Ole Miss fans pride themselves on their friendliness and are generally happy to see fans from the visiting teams. They treat visitors like guests instead of enemies, and eagerly offer water for those “not used to the humidity.” Some even jokingly offered free beer for BYU fans.

There is also a pervading sense of football excitement resonating from the Grove before the game.

Periodically, someone will yell out, “Are you ready?”, which will be answered by everyone in the affirmative (with some mild profanity) and the Hotty Toddy chant.

“Hotty Toddy” is a unique Ole Miss phrase, which is generally used to mean “Go Rebels,” but can also serve as a substitute for “welcome” and “thank you.” Most fans are unsure of the actual meaning behind “Hotty Toddy,” but some speculate it was based off a drink of whiskey mixed with tea, served warm.

Regardless of the meaning, the Hotty Toddy chant is constantly being shouted in the Grove, especially before the Walk of Champions.

About two hours before the game, the Ole Miss football team walks through the Grove along the brick path dedicated by the 1962 national champion team. Ole Miss fans crowd around the path to shower their team with cheers of adoration, as the players walk by in single file with their helmets off.

With all the generosity and friendly feelings at the Grove, there are, however, just two areas that cause contention: the black bear and LSU.
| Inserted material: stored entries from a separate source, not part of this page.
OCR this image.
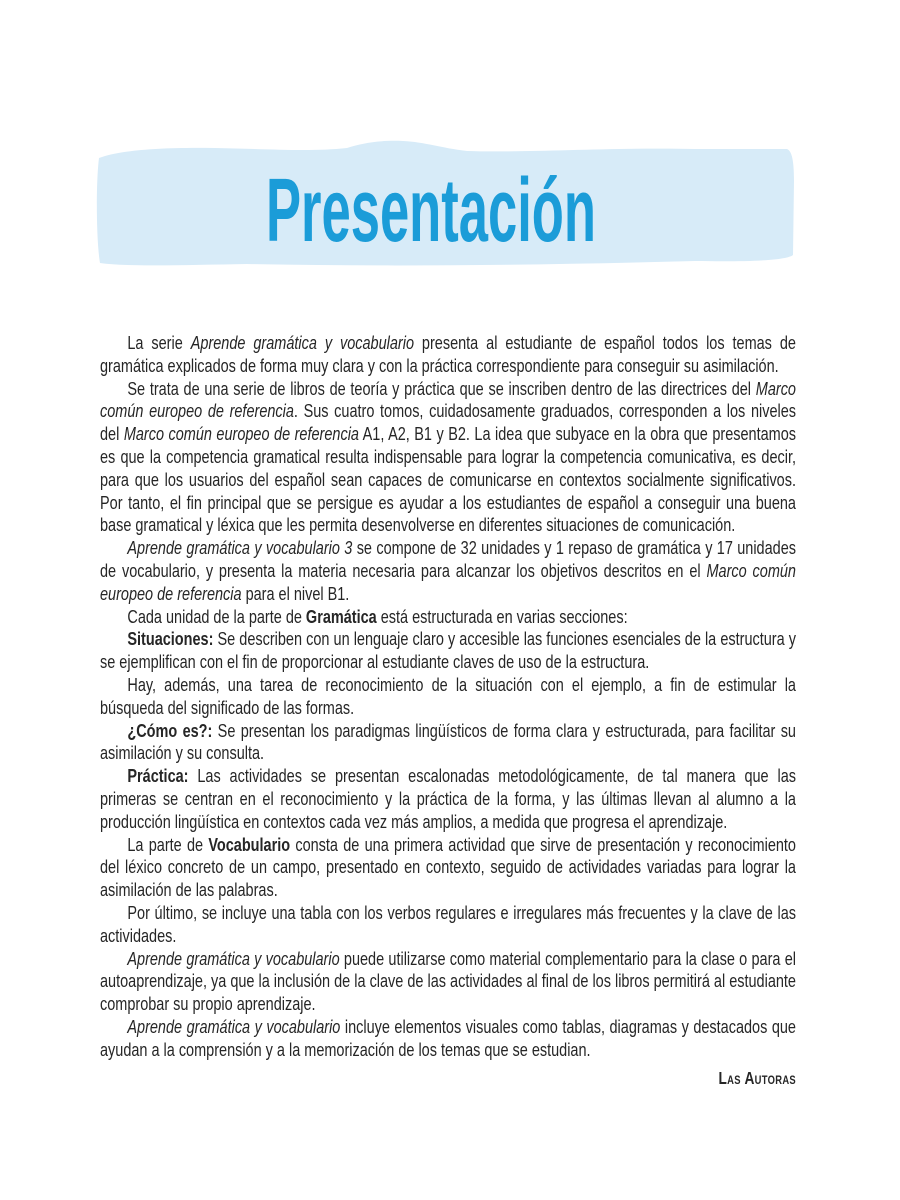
Presentación

La serie Aprende gramática y vocabulario presenta al estudiante de español todos los temas de gramática explicados de forma muy clara y con la práctica correspondiente para conseguir su asimilación.

Se trata de una serie de libros de teoría y práctica que se inscriben dentro de las directrices del Marco común europeo de referencia. Sus cuatro tomos, cuidadosamente graduados, corresponden a los niveles del Marco común europeo de referencia A1, A2, B1 y B2. La idea que subyace en la obra que presentamos es que la competencia gramatical resulta indispensable para lograr la competencia comunicativa, es decir, para que los usuarios del español sean capaces de comunicarse en contextos socialmente significativos. Por tanto, el fin principal que se persigue es ayudar a los estudiantes de español a conseguir una buena base gramatical y léxica que les permita desenvolverse en diferentes situaciones de comunicación.

Aprende gramática y vocabulario 3 se compone de 32 unidades y 1 repaso de gramática y 17 unidades de vocabulario, y presenta la materia necesaria para alcanzar los objetivos descritos en el Marco común europeo de referencia para el nivel B1.

Cada unidad de la parte de Gramática está estructurada en varias secciones:

Situaciones: Se describen con un lenguaje claro y accesible las funciones esenciales de la estructura y se ejemplifican con el fin de proporcionar al estudiante claves de uso de la estructura.

Hay, además, una tarea de reconocimiento de la situación con el ejemplo, a fin de estimular la búsqueda del significado de las formas.

¿Cómo es?: Se presentan los paradigmas lingüísticos de forma clara y estructurada, para facilitar su asimilación y su consulta.

Práctica: Las actividades se presentan escalonadas metodológicamente, de tal manera que las primeras se centran en el reconocimiento y la práctica de la forma, y las últimas llevan al alumno a la producción lingüística en contextos cada vez más amplios, a medida que progresa el aprendizaje.

La parte de Vocabulario consta de una primera actividad que sirve de presentación y reconocimiento del léxico concreto de un campo, presentado en contexto, seguido de actividades variadas para lograr la asimilación de las palabras.

Por último, se incluye una tabla con los verbos regulares e irregulares más frecuentes y la clave de las actividades.

Aprende gramática y vocabulario puede utilizarse como material complementario para la clase o para el autoaprendizaje, ya que la inclusión de la clave de las actividades al final de los libros permitirá al estudiante comprobar su propio aprendizaje.

Aprende gramática y vocabulario incluye elementos visuales como tablas, diagramas y destacados que ayudan a la comprensión y a la memorización de los temas que se estudian.

Las Autoras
In 2003, Ole Miss decided to discontinue using the Colonel Reb mascot in all official matters. The school went for several years without a mascot, but always kept looking for one, even once attempting to use Star Wars character Admiral Ackbar. In 2010, Ole Miss finally decided to use a black bear as the official mascot, but many fans are still not sold on the idea, putting up “Bear-Free Zone” signs and even a petition to bring back Colonel Reb.

“We don’t care about being politically correct,” said Ole Miss freshman Randy Smith. “We just want to keep the tradition alive.”

The other topic that gets Ole Miss fans’ blood boiling is SEC rival Louisiana State University.

“LSU fans are a bunch of jerks,” Snyder said. “They’re rude and mean.”

Many Ole Miss fans had much more to say about LSU fans, but little of what they said is suitable for print.

Staying clear of those two topics, visiting fans will find the Grove a warm and friendly area to enjoy a pregame party. For Ole Miss fans, the result of the football game isn’t nearly as important as having a good time and making some new friends.